8  Related topics

Privacy-enhancing NLP is an active research area, and the present guide has left out many important topics, which we briefly describe here.

8.1 Author obfuscation

The present guide has focused on the problem of reducing the risk of disclosing personal information on the person(s) referred to in a document. We may, however, sometimes need to also protect the author of a given document.

In this case, simply masking text spans that express personal identifiers is not sufficient. Indeed, the writing style of the author may reveal their identity even in the absence of any explicit personal identifier. This style may be inferred through of variety of signals, from the author’s choice of words or expressions to their proficiency in the language in question (if they are non-native speakers), or even more subtle cues such as the frequencies of function words occurring through the text. The identification of such cues is studied in the field of authorship attribution (see Coulthard, Johnson, and Wright 2016).

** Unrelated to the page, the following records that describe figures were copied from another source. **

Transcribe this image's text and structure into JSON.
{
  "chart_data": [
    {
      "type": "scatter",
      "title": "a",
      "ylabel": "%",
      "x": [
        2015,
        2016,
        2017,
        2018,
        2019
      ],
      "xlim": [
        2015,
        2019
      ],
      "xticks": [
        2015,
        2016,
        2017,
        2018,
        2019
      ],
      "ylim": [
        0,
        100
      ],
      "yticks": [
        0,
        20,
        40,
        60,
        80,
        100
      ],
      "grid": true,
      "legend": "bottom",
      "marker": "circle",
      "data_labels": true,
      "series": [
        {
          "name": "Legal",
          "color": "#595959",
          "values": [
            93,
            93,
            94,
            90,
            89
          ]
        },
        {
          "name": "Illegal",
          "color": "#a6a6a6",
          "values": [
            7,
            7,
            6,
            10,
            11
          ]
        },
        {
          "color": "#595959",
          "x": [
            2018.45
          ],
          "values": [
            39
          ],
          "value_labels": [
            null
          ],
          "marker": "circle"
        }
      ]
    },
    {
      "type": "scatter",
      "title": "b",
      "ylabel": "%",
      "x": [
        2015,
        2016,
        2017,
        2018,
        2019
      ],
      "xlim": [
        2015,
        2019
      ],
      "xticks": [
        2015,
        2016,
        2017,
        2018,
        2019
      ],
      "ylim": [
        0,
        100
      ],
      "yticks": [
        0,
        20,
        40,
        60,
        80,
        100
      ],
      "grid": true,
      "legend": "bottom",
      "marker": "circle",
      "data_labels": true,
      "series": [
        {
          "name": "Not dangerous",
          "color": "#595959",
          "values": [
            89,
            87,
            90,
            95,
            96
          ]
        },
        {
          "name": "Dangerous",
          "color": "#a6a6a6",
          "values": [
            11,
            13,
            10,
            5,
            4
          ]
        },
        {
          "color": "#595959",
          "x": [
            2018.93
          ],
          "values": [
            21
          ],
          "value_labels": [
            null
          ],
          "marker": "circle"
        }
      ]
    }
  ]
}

To protect the identity of the author, one may employ techniques developed in the area of authorship obfuscation , which is the inverse problem of authorship attribution. The goal of those techniques is to edit the text such as to conceal the stylistic cues associated with the author, yet keep the content conveyed through the text as close as possible to the original. Some obfuscation approaches also seek to conceal demographic attributes (such as gender or ethnicity) instead of the author identity (see Elazar and Goldberg 2018)

The interested reader is invited to look at approaches such as Xing et al. (2024).

8.2 Privacy-preserving text synthesis

Another active research area is how to generate synthetic documents that bear similar properties to a set of input documents, but without revealing any personal information. A popular privacy model that can be applied to this task is differential privacy (DP), which is framework for ensuring the privacy of individuals in datasets (Dwork et al. (2006)). Differential privacy essentially operates by producing randomized responses to queries. The level of artificial noise introduced in each response is optimized such as to provide a guarantee that the amount of information that can be learned about any individual remains under a given threshold. A recent application of DP to text generation is the DP-BART approach presented by Igamberdiev and Habernal (2023).

8.3 De-identification of rich text documents

Many documents are not simply constituted of raw text but have a layout structure where the position of a token on the page matters. Those documents may also be accompanied by images or other non-textual elements. Models such as Donut, LiLT or LayoutLM can be employed to fine-tune LLMs on visual-rich documents.

8.4 Speech anonymization

Dealing with speech recordings instead of text opens up another layer of complexity, as the human voice is by itself a personal identifier (one can identify someone by their voice). Techniques used in speech anonymization include voice conversion, speech synthesis, and other audio processing methods that modify voice characteristics such as pitch, timbre, and speaking style. The challenge lies in effectively disguising the speaker’s identity without losing important linguistic and emotional cues that are essential for communication. See Champion (2023) for a survey of speech anonymization techniques.

8.5 Privacy-aware model training

Can we adapt the training or fine-tuning of large language models such that the model cannot reveal personal information about any individual in the dataset? Miranda et al. (2024) discusses how LLMs can threaten privacy, especially given the large volumes of private data that can be found online, and reviews a number of technical solutions for avoiding privacy leakages. A common strategy is to add adds noise to the training data or the model’s parameters to obscure individual data points (using differential privacy to determine the amount of noise to add).